What is the priority action for a client who presents with symptoms of stroke?
- A. Perform a CT scan
- B. Monitor blood pressure
- C. Administer aspirin
- D. Administer thrombolytics
Correct Answer: A
Rationale: The correct answer is A: Perform a CT scan. This is the priority action because it helps determine if the stroke is ischemic or hemorrhagic, guiding treatment decisions. Monitoring blood pressure (B) is important but not the priority. Administering aspirin (C) can be considered after confirming the type of stroke. Administering thrombolytics (D) is indicated for ischemic stroke but should only be done after ruling out hemorrhagic stroke with a CT scan.
Which of the following statements is true regarding respect for differences?
- A. All patients will behave in the same way when asked questions by a health care provider.
- B. Conveying respect for differences will build trust and welcome patients to share their understandings.
- C. Having cultural expectations is the key to understanding individual differences.
- D. Expressing one's culture is largely dependent on the amount of his or her exposure to Canadian values.
Correct Answer: B
Rationale: The correct answer is B because conveying respect for differences helps build trust and encourages patients to share their perspectives openly. This fosters a positive patient-provider relationship and enhances communication. Choice A is incorrect as patients have unique behaviors. Choice C is incorrect as cultural expectations do not fully explain individual differences. Choice D is incorrect as expressing one's culture is not solely dependent on exposure to Canadian values.

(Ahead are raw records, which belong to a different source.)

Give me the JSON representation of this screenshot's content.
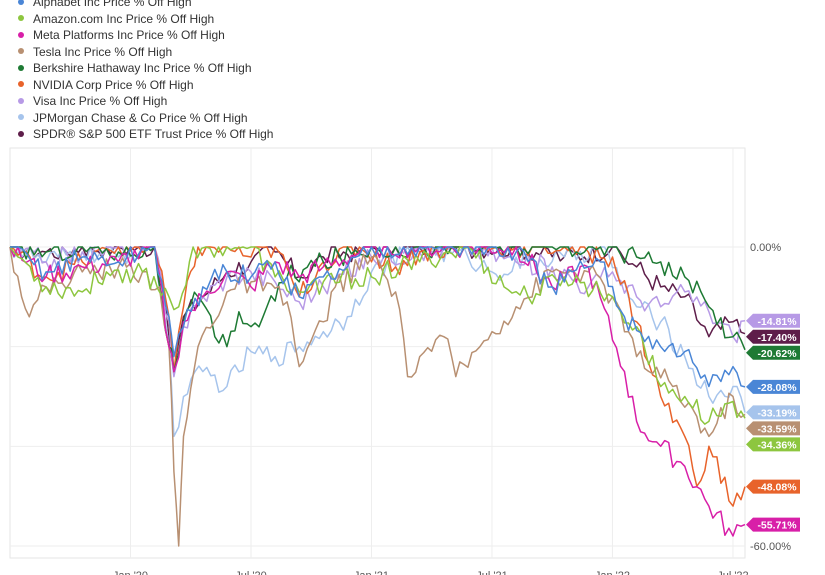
{
  "chart_data": {
    "type": "line",
    "title": "",
    "xlabel": "",
    "ylabel": "",
    "ylim": [
      -60,
      0
    ],
    "y_ticks": [
      {
        "value": 0,
        "label": "0.00%"
      },
      {
        "value": -60,
        "label": "-60.00%"
      }
    ],
    "x_ticks": [
      {
        "t": 0.5,
        "label": "Jan '20"
      },
      {
        "t": 1.0,
        "label": "Jul '20"
      },
      {
        "t": 1.5,
        "label": "Jan '21"
      },
      {
        "t": 2.0,
        "label": "Jul '21"
      },
      {
        "t": 2.5,
        "label": "Jan '22"
      },
      {
        "t": 3.0,
        "label": "Jul '22"
      }
    ],
    "grid": true,
    "legend_position": "top-left",
    "series": [
      {
        "name": "Alphabet Inc Price % Off High",
        "color": "#4a86d6",
        "end_value": -28.08,
        "end_label": "-28.08%",
        "points": [
          [
            0,
            0
          ],
          [
            0.15,
            -5
          ],
          [
            0.3,
            -2
          ],
          [
            0.45,
            -3
          ],
          [
            0.6,
            0
          ],
          [
            0.66,
            -14
          ],
          [
            0.68,
            -22
          ],
          [
            0.72,
            -16
          ],
          [
            0.8,
            -8
          ],
          [
            0.9,
            -5
          ],
          [
            1.0,
            -6
          ],
          [
            1.1,
            -3
          ],
          [
            1.2,
            -10
          ],
          [
            1.3,
            -6
          ],
          [
            1.4,
            -4
          ],
          [
            1.5,
            0
          ],
          [
            1.7,
            0
          ],
          [
            1.9,
            0
          ],
          [
            2.1,
            -1
          ],
          [
            2.25,
            -8
          ],
          [
            2.4,
            -4
          ],
          [
            2.45,
            -3
          ],
          [
            2.55,
            -14
          ],
          [
            2.7,
            -20
          ],
          [
            2.8,
            -21
          ],
          [
            2.9,
            -28
          ],
          [
            3.0,
            -24
          ],
          [
            3.05,
            -28.08
          ]
        ]
      },
      {
        "name": "Amazon.com Inc Price % Off High",
        "color": "#8dc63f",
        "end_value": -34.36,
        "end_label": "-34.36%",
        "points": [
          [
            0,
            0
          ],
          [
            0.15,
            -8
          ],
          [
            0.3,
            -9
          ],
          [
            0.4,
            -5
          ],
          [
            0.55,
            -5
          ],
          [
            0.66,
            -10
          ],
          [
            0.7,
            -12
          ],
          [
            0.76,
            0
          ],
          [
            0.9,
            0
          ],
          [
            1.0,
            0
          ],
          [
            1.1,
            -6
          ],
          [
            1.2,
            -9
          ],
          [
            1.3,
            -7
          ],
          [
            1.5,
            -6
          ],
          [
            1.7,
            -3
          ],
          [
            1.9,
            0
          ],
          [
            2.05,
            -8
          ],
          [
            2.15,
            -10
          ],
          [
            2.3,
            -6
          ],
          [
            2.5,
            -10
          ],
          [
            2.6,
            -16
          ],
          [
            2.7,
            -28
          ],
          [
            2.8,
            -30
          ],
          [
            2.9,
            -35
          ],
          [
            3.0,
            -31
          ],
          [
            3.05,
            -34.36
          ]
        ]
      },
      {
        "name": "Meta Platforms Inc Price % Off High",
        "color": "#d81fa8",
        "end_value": -55.71,
        "end_label": "-55.71%",
        "points": [
          [
            0,
            0
          ],
          [
            0.15,
            -6
          ],
          [
            0.3,
            -4
          ],
          [
            0.45,
            -3
          ],
          [
            0.6,
            0
          ],
          [
            0.66,
            -20
          ],
          [
            0.68,
            -25
          ],
          [
            0.72,
            -15
          ],
          [
            0.8,
            -10
          ],
          [
            0.9,
            -5
          ],
          [
            1.0,
            -8
          ],
          [
            1.1,
            -3
          ],
          [
            1.2,
            -6
          ],
          [
            1.3,
            -4
          ],
          [
            1.5,
            0
          ],
          [
            1.7,
            0
          ],
          [
            1.9,
            0
          ],
          [
            2.1,
            0
          ],
          [
            2.25,
            -8
          ],
          [
            2.4,
            -4
          ],
          [
            2.55,
            -25
          ],
          [
            2.6,
            -35
          ],
          [
            2.7,
            -40
          ],
          [
            2.8,
            -44
          ],
          [
            2.9,
            -52
          ],
          [
            3.0,
            -58
          ],
          [
            3.05,
            -55.71
          ]
        ]
      },
      {
        "name": "Tesla Inc Price % Off High",
        "color": "#b89072",
        "end_value": -33.59,
        "end_label": "-33.59%",
        "points": [
          [
            0,
            0
          ],
          [
            0.08,
            -14
          ],
          [
            0.15,
            -8
          ],
          [
            0.3,
            -5
          ],
          [
            0.45,
            -4
          ],
          [
            0.55,
            -5
          ],
          [
            0.62,
            -8
          ],
          [
            0.66,
            -20
          ],
          [
            0.68,
            -45
          ],
          [
            0.7,
            -60
          ],
          [
            0.72,
            -38
          ],
          [
            0.78,
            -20
          ],
          [
            0.9,
            -9
          ],
          [
            1.0,
            -7
          ],
          [
            1.15,
            -11
          ],
          [
            1.2,
            -24
          ],
          [
            1.3,
            -15
          ],
          [
            1.35,
            -8
          ],
          [
            1.5,
            -2
          ],
          [
            1.6,
            -9
          ],
          [
            1.65,
            -26
          ],
          [
            1.7,
            -22
          ],
          [
            1.8,
            -18
          ],
          [
            1.85,
            -26
          ],
          [
            1.95,
            -20
          ],
          [
            2.0,
            -17
          ],
          [
            2.1,
            -12
          ],
          [
            2.25,
            -5
          ],
          [
            2.4,
            -5
          ],
          [
            2.5,
            -10
          ],
          [
            2.6,
            -22
          ],
          [
            2.75,
            -28
          ],
          [
            2.85,
            -34
          ],
          [
            2.9,
            -38
          ],
          [
            3.0,
            -30
          ],
          [
            3.05,
            -33.59
          ]
        ]
      },
      {
        "name": "Berkshire Hathaway Inc Price % Off High",
        "color": "#1e7a34",
        "end_value": -20.62,
        "end_label": "-20.62%",
        "points": [
          [
            0,
            0
          ],
          [
            0.15,
            -1
          ],
          [
            0.3,
            0
          ],
          [
            0.45,
            -1
          ],
          [
            0.6,
            0
          ],
          [
            0.66,
            -20
          ],
          [
            0.68,
            -25
          ],
          [
            0.72,
            -15
          ],
          [
            0.78,
            -10
          ],
          [
            0.85,
            -18
          ],
          [
            0.9,
            -20
          ],
          [
            0.95,
            -13
          ],
          [
            1.0,
            -16
          ],
          [
            1.05,
            -14
          ],
          [
            1.15,
            -6
          ],
          [
            1.3,
            -3
          ],
          [
            1.5,
            0
          ],
          [
            1.7,
            0
          ],
          [
            1.9,
            0
          ],
          [
            2.1,
            0
          ],
          [
            2.3,
            0
          ],
          [
            2.5,
            0
          ],
          [
            2.6,
            -2
          ],
          [
            2.65,
            -1
          ],
          [
            2.7,
            -3
          ],
          [
            2.8,
            -6
          ],
          [
            2.9,
            -12
          ],
          [
            3.0,
            -18
          ],
          [
            3.05,
            -20.62
          ]
        ]
      },
      {
        "name": "NVIDIA Corp Price % Off High",
        "color": "#e8632b",
        "end_value": -48.08,
        "end_label": "-48.08%",
        "points": [
          [
            0,
            0
          ],
          [
            0.15,
            -6
          ],
          [
            0.3,
            -3
          ],
          [
            0.45,
            0
          ],
          [
            0.6,
            0
          ],
          [
            0.66,
            -14
          ],
          [
            0.68,
            -25
          ],
          [
            0.72,
            -12
          ],
          [
            0.78,
            0
          ],
          [
            0.9,
            0
          ],
          [
            1.0,
            -2
          ],
          [
            1.1,
            0
          ],
          [
            1.2,
            -10
          ],
          [
            1.3,
            -3
          ],
          [
            1.45,
            0
          ],
          [
            1.6,
            -4
          ],
          [
            1.7,
            -1
          ],
          [
            1.9,
            0
          ],
          [
            2.1,
            0
          ],
          [
            2.3,
            0
          ],
          [
            2.5,
            -2
          ],
          [
            2.6,
            -15
          ],
          [
            2.7,
            -30
          ],
          [
            2.8,
            -38
          ],
          [
            2.85,
            -48
          ],
          [
            2.9,
            -40
          ],
          [
            3.0,
            -52
          ],
          [
            3.05,
            -48.08
          ]
        ]
      },
      {
        "name": "Visa Inc Price % Off High",
        "color": "#b79ae6",
        "end_value": -14.81,
        "end_label": "-14.81%",
        "points": [
          [
            0,
            0
          ],
          [
            0.15,
            -3
          ],
          [
            0.3,
            -1
          ],
          [
            0.45,
            0
          ],
          [
            0.6,
            0
          ],
          [
            0.66,
            -15
          ],
          [
            0.68,
            -26
          ],
          [
            0.72,
            -16
          ],
          [
            0.8,
            -10
          ],
          [
            0.9,
            -6
          ],
          [
            1.0,
            -5
          ],
          [
            1.1,
            -7
          ],
          [
            1.2,
            -11
          ],
          [
            1.3,
            -8
          ],
          [
            1.5,
            -2
          ],
          [
            1.7,
            -1
          ],
          [
            1.9,
            0
          ],
          [
            2.1,
            -3
          ],
          [
            2.25,
            -4
          ],
          [
            2.4,
            -8
          ],
          [
            2.5,
            -5
          ],
          [
            2.6,
            -10
          ],
          [
            2.7,
            -12
          ],
          [
            2.8,
            -9
          ],
          [
            2.9,
            -13
          ],
          [
            3.0,
            -18
          ],
          [
            3.05,
            -14.81
          ]
        ]
      },
      {
        "name": "JPMorgan Chase & Co Price % Off High",
        "color": "#a6c4ec",
        "end_value": -33.19,
        "end_label": "-33.19%",
        "points": [
          [
            0,
            0
          ],
          [
            0.15,
            -3
          ],
          [
            0.3,
            -1
          ],
          [
            0.45,
            -2
          ],
          [
            0.6,
            0
          ],
          [
            0.66,
            -20
          ],
          [
            0.68,
            -38
          ],
          [
            0.72,
            -30
          ],
          [
            0.8,
            -25
          ],
          [
            0.9,
            -28
          ],
          [
            1.0,
            -21
          ],
          [
            1.1,
            -22
          ],
          [
            1.2,
            -20
          ],
          [
            1.3,
            -17
          ],
          [
            1.4,
            -14
          ],
          [
            1.5,
            -5
          ],
          [
            1.7,
            0
          ],
          [
            1.9,
            -2
          ],
          [
            2.0,
            -5
          ],
          [
            2.15,
            -3
          ],
          [
            2.3,
            -2
          ],
          [
            2.45,
            0
          ],
          [
            2.6,
            -12
          ],
          [
            2.7,
            -15
          ],
          [
            2.8,
            -22
          ],
          [
            2.9,
            -30
          ],
          [
            3.0,
            -28
          ],
          [
            3.05,
            -33.19
          ]
        ]
      },
      {
        "name": "SPDR® S&P 500 ETF Trust Price % Off High",
        "color": "#5e1e4a",
        "end_value": -17.4,
        "end_label": "-17.40%",
        "points": [
          [
            0,
            0
          ],
          [
            0.15,
            -1
          ],
          [
            0.3,
            0
          ],
          [
            0.45,
            0
          ],
          [
            0.6,
            0
          ],
          [
            0.66,
            -18
          ],
          [
            0.68,
            -25
          ],
          [
            0.72,
            -14
          ],
          [
            0.8,
            -10
          ],
          [
            0.9,
            -5
          ],
          [
            1.0,
            -3
          ],
          [
            1.1,
            -1
          ],
          [
            1.2,
            -6
          ],
          [
            1.3,
            -2
          ],
          [
            1.5,
            0
          ],
          [
            1.7,
            0
          ],
          [
            1.9,
            0
          ],
          [
            2.1,
            0
          ],
          [
            2.3,
            -2
          ],
          [
            2.5,
            0
          ],
          [
            2.6,
            -4
          ],
          [
            2.7,
            -8
          ],
          [
            2.8,
            -10
          ],
          [
            2.9,
            -18
          ],
          [
            3.0,
            -15
          ],
          [
            3.05,
            -17.4
          ]
        ]
      }
    ]
  }
}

In response to a question about use of alcohol, a patient asks the nurse why the nurse needs that information. What reason would the nurse give the patient?
- A. This is necessary to determine the patient's reliability.

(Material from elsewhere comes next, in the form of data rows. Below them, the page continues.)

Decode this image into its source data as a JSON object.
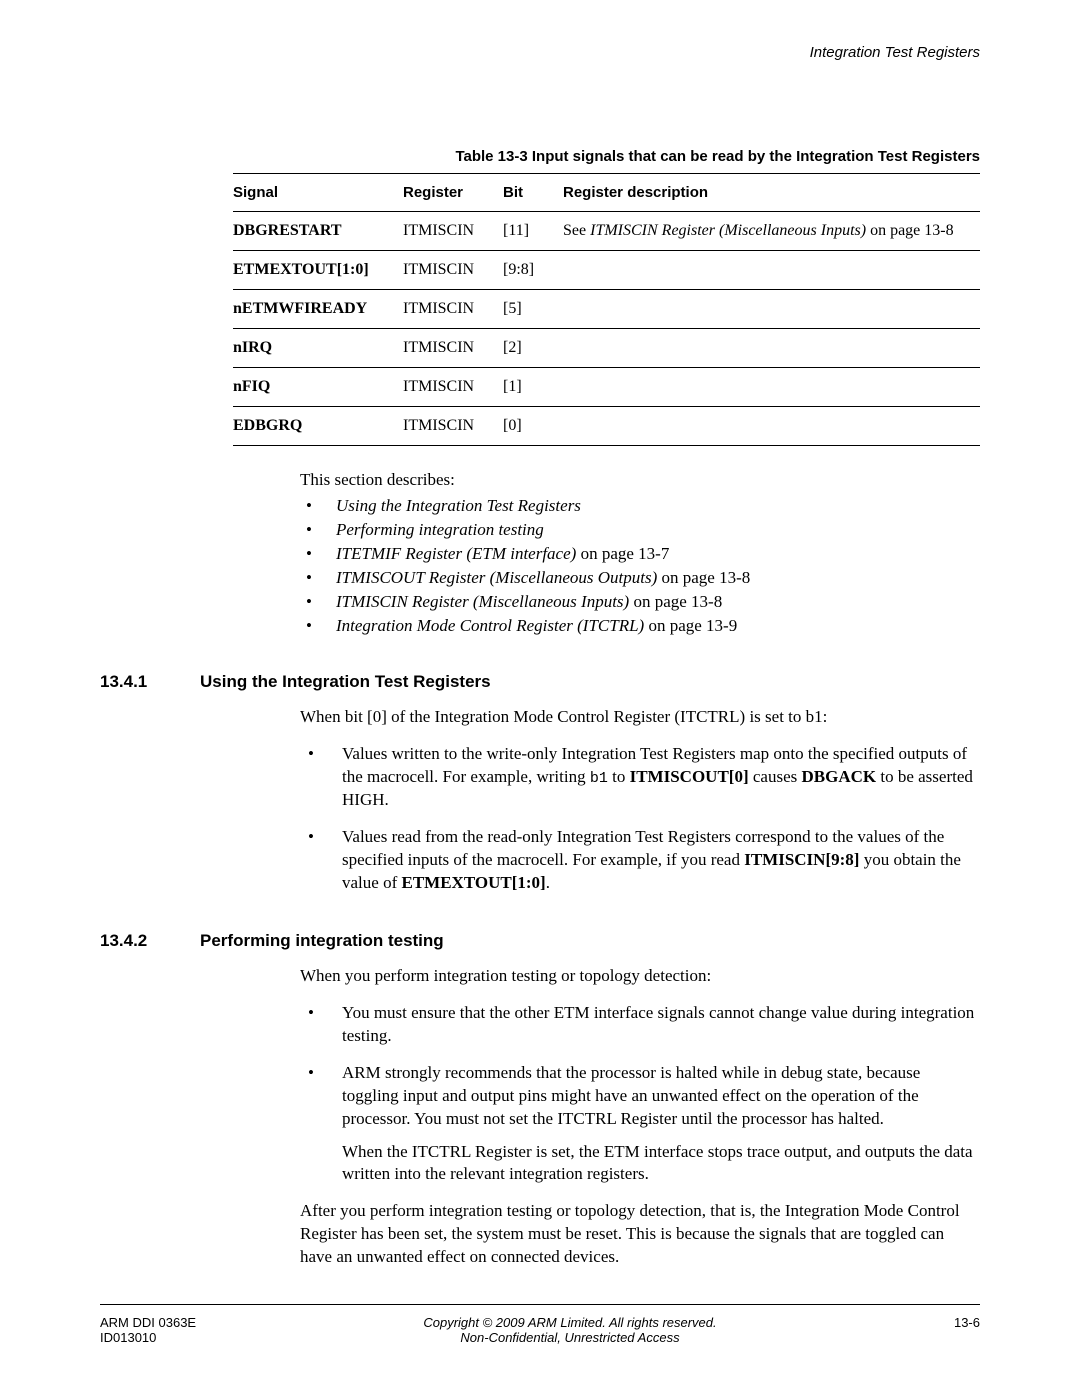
{
  "header": {
    "right": "Integration Test Registers"
  },
  "table": {
    "caption": "Table 13-3 Input signals that can be read by the Integration Test Registers",
    "columns": [
      "Signal",
      "Register",
      "Bit",
      "Register description"
    ],
    "rows": [
      {
        "signal": "DBGRESTART",
        "register": "ITMISCIN",
        "bit": "[11]",
        "desc_prefix": "See ",
        "desc_ital": "ITMISCIN Register (Miscellaneous Inputs)",
        "desc_suffix": " on page 13-8"
      },
      {
        "signal": "ETMEXTOUT[1:0]",
        "register": "ITMISCIN",
        "bit": "[9:8]",
        "desc_prefix": "",
        "desc_ital": "",
        "desc_suffix": ""
      },
      {
        "signal": "nETMWFIREADY",
        "register": "ITMISCIN",
        "bit": "[5]",
        "desc_prefix": "",
        "desc_ital": "",
        "desc_suffix": ""
      },
      {
        "signal": "nIRQ",
        "register": "ITMISCIN",
        "bit": "[2]",
        "desc_prefix": "",
        "desc_ital": "",
        "desc_suffix": ""
      },
      {
        "signal": "nFIQ",
        "register": "ITMISCIN",
        "bit": "[1]",
        "desc_prefix": "",
        "desc_ital": "",
        "desc_suffix": ""
      },
      {
        "signal": "EDBGRQ",
        "register": "ITMISCIN",
        "bit": "[0]",
        "desc_prefix": "",
        "desc_ital": "",
        "desc_suffix": ""
      }
    ]
  },
  "intro": "This section describes:",
  "refs": [
    {
      "ital": "Using the Integration Test Registers",
      "tail": ""
    },
    {
      "ital": "Performing integration testing",
      "tail": ""
    },
    {
      "ital": "ITETMIF Register (ETM interface)",
      "tail": " on page 13-7"
    },
    {
      "ital": "ITMISCOUT Register (Miscellaneous Outputs)",
      "tail": " on page 13-8"
    },
    {
      "ital": "ITMISCIN Register (Miscellaneous Inputs)",
      "tail": " on page 13-8"
    },
    {
      "ital": "Integration Mode Control Register (ITCTRL)",
      "tail": " on page 13-9"
    }
  ],
  "sec1": {
    "num": "13.4.1",
    "title": "Using the Integration Test Registers",
    "intro": "When bit [0] of the Integration Mode Control Register (ITCTRL) is set to b1:",
    "b1_a": "Values written to the write-only Integration Test Registers map onto the specified outputs of the macrocell. For example, writing ",
    "b1_code": "b1",
    "b1_b": " to ",
    "b1_bold1": "ITMISCOUT[0]",
    "b1_c": " causes ",
    "b1_bold2": "DBGACK",
    "b1_d": " to be asserted HIGH.",
    "b2_a": "Values read from the read-only Integration Test Registers correspond to the values of the specified inputs of the macrocell. For example, if you read ",
    "b2_bold1": "ITMISCIN[9:8]",
    "b2_b": " you obtain the value of ",
    "b2_bold2": "ETMEXTOUT[1:0]",
    "b2_c": "."
  },
  "sec2": {
    "num": "13.4.2",
    "title": "Performing integration testing",
    "intro": "When you perform integration testing or topology detection:",
    "b1": "You must ensure that the other ETM interface signals cannot change value during integration testing.",
    "b2": "ARM strongly recommends that the processor is halted while in debug state, because toggling input and output pins might have an unwanted effect on the operation of the processor. You must not set the ITCTRL Register until the processor has halted.",
    "b2_sub": "When the ITCTRL Register is set, the ETM interface stops trace output, and outputs the data written into the relevant integration registers.",
    "after": "After you perform integration testing or topology detection, that is, the Integration Mode Control Register has been set, the system must be reset. This is because the signals that are toggled can have an unwanted effect on connected devices."
  },
  "footer": {
    "left1": "ARM DDI 0363E",
    "left2": "ID013010",
    "mid1": "Copyright © 2009 ARM Limited. All rights reserved.",
    "mid2": "Non-Confidential, Unrestricted Access",
    "right": "13-6"
  }
}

- B. Alcohol can interact with medications and can make some diseases worse.
- C. The nurse is required to teach the patient about the dangers of alcohol use.

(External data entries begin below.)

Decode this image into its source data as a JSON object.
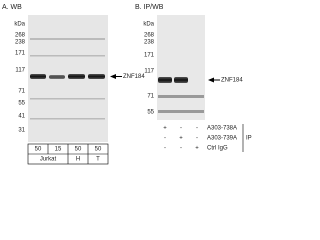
{
  "panel_a": {
    "title": "A. WB",
    "unit": "kDa",
    "markers": [
      "268",
      "238",
      "171",
      "117",
      "71",
      "55",
      "41",
      "31"
    ],
    "band_label": "ZNF184",
    "amounts": [
      "50",
      "15",
      "50",
      "50"
    ],
    "samples": [
      "Jurkat",
      "H",
      "T"
    ]
  },
  "panel_b": {
    "title": "B. IP/WB",
    "unit": "kDa",
    "markers": [
      "268",
      "238",
      "171",
      "117",
      "71",
      "55"
    ],
    "band_label": "ZNF184",
    "ip_rows": [
      {
        "signs": [
          "+",
          "-",
          "-"
        ],
        "label": "A303-738A"
      },
      {
        "signs": [
          "-",
          "+",
          "-"
        ],
        "label": "A303-739A"
      },
      {
        "signs": [
          "-",
          "-",
          "+"
        ],
        "label": "Ctrl IgG"
      }
    ],
    "ip_label": "IP"
  }
}
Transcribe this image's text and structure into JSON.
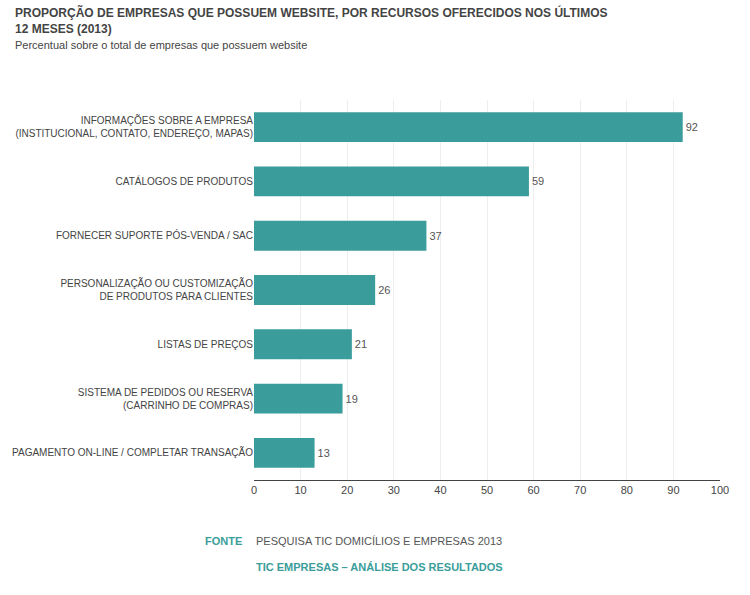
{
  "chart_data": {
    "type": "bar",
    "orientation": "horizontal",
    "title": "PROPORÇÃO DE EMPRESAS QUE POSSUEM WEBSITE, POR RECURSOS OFERECIDOS NOS ÚLTIMOS\n12 MESES (2013)",
    "subtitle": "Percentual sobre o total de empresas que possuem website",
    "categories": [
      "PAGAMENTO ON-LINE / COMPLETAR TRANSAÇÃO",
      "SISTEMA DE PEDIDOS OU RESERVA\n(CARRINHO DE COMPRAS)",
      "LISTAS DE PREÇOS",
      "PERSONALIZAÇÃO OU CUSTOMIZAÇÃO\nDE PRODUTOS PARA CLIENTES",
      "FORNECER SUPORTE PÓS-VENDA / SAC",
      "CATÁLOGOS DE PRODUTOS",
      "INFORMAÇÕES SOBRE A EMPRESA\n(INSTITUCIONAL, CONTATO, ENDEREÇO, MAPAS)"
    ],
    "values": [
      13,
      19,
      21,
      26,
      37,
      59,
      92
    ],
    "color": "#3a9d9b",
    "xlim": [
      0,
      100
    ],
    "xticks": [
      0,
      10,
      20,
      30,
      40,
      50,
      60,
      70,
      80,
      90,
      100
    ],
    "grid": true,
    "data_labels": true,
    "annotations": [
      "FONTE",
      "PESQUISA TIC DOMICÍLIOS E EMPRESAS 2013",
      "TIC EMPRESAS – ANÁLISE DOS RESULTADOS"
    ]
  }
}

- D. It is not really necessary to ask for this information unless there is an obvious drinking problem.
Correct Answer: B
Rationale: The correct answer is B because alcohol can interact with medications and exacerbate certain medical conditions. The nurse needs this information to ensure the patient's safety and well-being. Choice A is incorrect because the question is not about the patient's reliability. Choice C is incorrect as it assumes the nurse is required to educate the patient about alcohol dangers. Choice D is incorrect because even without an obvious drinking problem, alcohol use can still impact the patient's health.
Which condition places a client at risk for elevated ammonia levels?
- A. Renal failure
- B. Cirrhosis
- C. Psoriasis
- D. Lupus
Correct Answer: D
Rationale: The correct answer is D: Lupus. Lupus can affect the kidneys, leading to renal impairment. Renal impairment can decrease the body's ability to excrete ammonia, resulting in elevated levels. Renal failure (choice A) can also lead to elevated ammonia levels, but lupus specifically contributes to renal issues. Cirrhosis (choice B) primarily affects the liver, not kidneys. Psoriasis (choice C) is a skin condition and does not directly impact ammonia levels.